Desta vez, trago-vos mais um filme de David Lynch, "Inland Empire". Este é o seu derradeiro filme. Totalmente filmado em câmara digital, este é o filme que Lynch sempre ambicionou fazer, sob um ponto de vista artístico. É, talvez, o filme mais bizarro do realizador, ultrapassando mesmo "Mulholland Drive". A sua mensagem e linha condutora parecem indecifráveis e constituem um dos maiores desafios à actual elite cultural cinematográfica. Na verdade, poderá mesmo suceder o filme não ter um fio condutor ou uma explicação lógica global, por si mesmo.
Poder-se-á dizer que o filme é, nos seus momentos iniciais, uma narrativa que expõe a sua história de base - um "remake" de um filme polaco que nunca fora acabado, por certos eventos estranhos em seu redor que levaram à morte dos dois protagonistas. O restante, o grosso do filme, um autêntico pesadelo caótico parecendo surgir das trevas de uma mente esquizofrénica. A acção parece não obedecer a um princípio racional. Nikki, a heroina do filme, parece cada vez mais afundada numa maldição hipnótica, e a sua realidade cada vez mais fundida com a da personagem que encarna no "remake" polaco, com as consequências tenebrosas que isso implica. Passado e futuro, realidade e ficção, são misturados num caos sucessivo de cenas aparentemente desconexas e variadas, que a levam a viver episódios do próprio filme polaco, do filme que encarna, e da sua realidade cada vez mais confusa e apoteótica, elicitando todos os seus demónios interiores. Muitos pequenos detalhes conspícuos relacionam as cenas umas com as outras. Diálogos estranhos, pernonagens estranhos e enigmáticos e ambientes surreais e perturbadores sucedem-se num tumulto caótico à medida que a intriga avança.
O segredo está em não procurar encontrar uma explicação lógica para todos os pormenores. O filme é pura e simplesmente um grande pesadelo, e que pesadelo! Todos os elementos do subconsciente perturbado da personagem emergem numa catarse de sentimentos, sejam eles de terror, raiva, medo, sofrimento ou contemplação. O filme passa por todos eles de forma exímia, muito graças ao talento da actriz Laura Dern, absolutamente versátil e eficaz na interpretação das sucessivas e variadas dimensões da sua personagem, tornando tudo esmagadoramente verdadeiro, apesar de estranho e impossível.

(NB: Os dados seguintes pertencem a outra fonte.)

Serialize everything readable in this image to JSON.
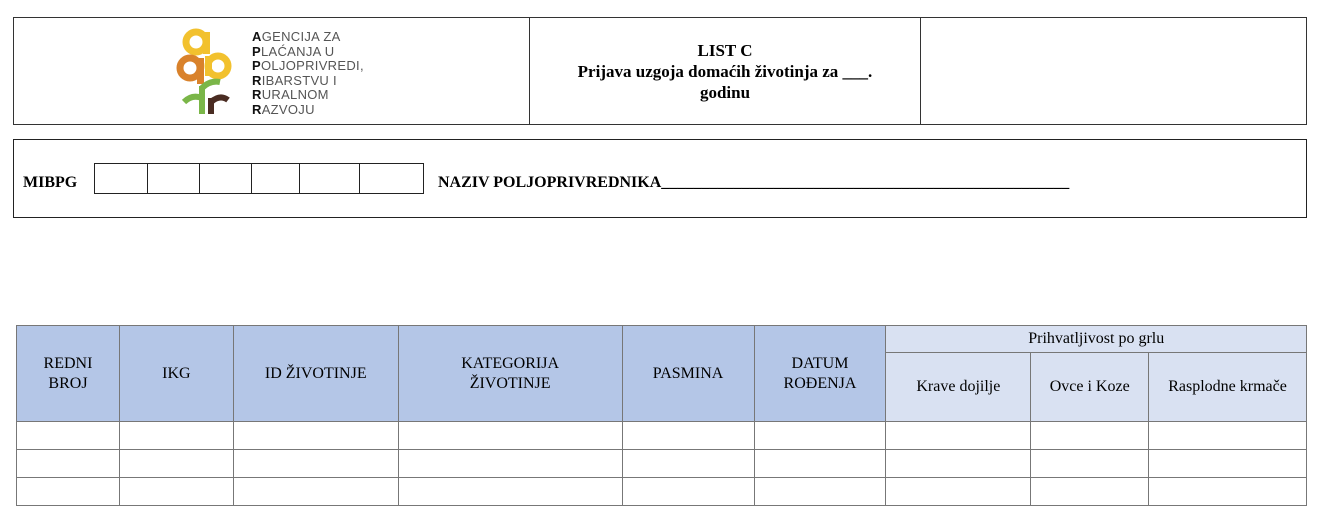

Ao nível de realização, a utilização de câmara digital conferiu a Lynch a liberdade e originalidade de utilizar maioritariamente planos pouco usuais. A focagem das personagens muito próxima da cara, no limite de focagem, torna tudo mais próximo e intenso, exponenciando o surrealismo do filme. Por outro lado, a portabilidade da câmara digital possibilitou o seguimento muito próximo de certos gestos aparentemente não importantes para as cenas, mas que aumentam a tensão do momento, como se lá estivéssemos, absortos nesses gestos banais como encher uma chávena de café, como um mecanismo de escape perante a estranheza de tudo o que se está a passar.
Obviamente que o filme não será para todos, tal como um quadro de Picasso não poderá ser perceptível por todos. Este é um filme que não obedece a regras, é pura e simplesmente um esgar de génio e liberdade artística. Como referiu Gustavo Marquês Van Prog "é bom saber ainda existirem realizadores que se preocupam em trazer algo de novo, de diferente". Mais que preso a uma simples história, este filme encarna a arte cinematográfica como uma pintura abstracta, base para uma experiência incalculável sob domínios e sentimentos superiores.
"Como vento a ecoar nos túneis da mente"
5 comentários:
obra-prima total, faça-se uma oração. Amén.
Três horas de um horroroso pesadelo em que Lynch passeia todos os seus fetiches. Cenas desconexas, sucessões ilógicas, planos arrojados. O quebra cabeças para os mais pragmáticos, o martírio dos menos habituados e disponíveis, a volúpia mental para quem gosta de apreciar obras singulares como esta o é.
Indeed : | E marca, mesmo.
Onde está eucinéfilo, onde estão as suas palavras despertadoras sobre Inland Empire?
Obra prima (sem dúvida). O acordar do cinema novo para a electricidade que percorre nas correntes das casas do nosso inconsciente. O súbtil toque de mistério, sabedoria e mestria...
Acabem, pois, com tudo. Descubram-se as cores, naufraguem-se as moléculas e esqueça-se o atómo. Analise-se, então, esta obra de Lynch que percorre toda a bigorna da ciência futura e é a seta gigante de saída do Labirinto de Creta.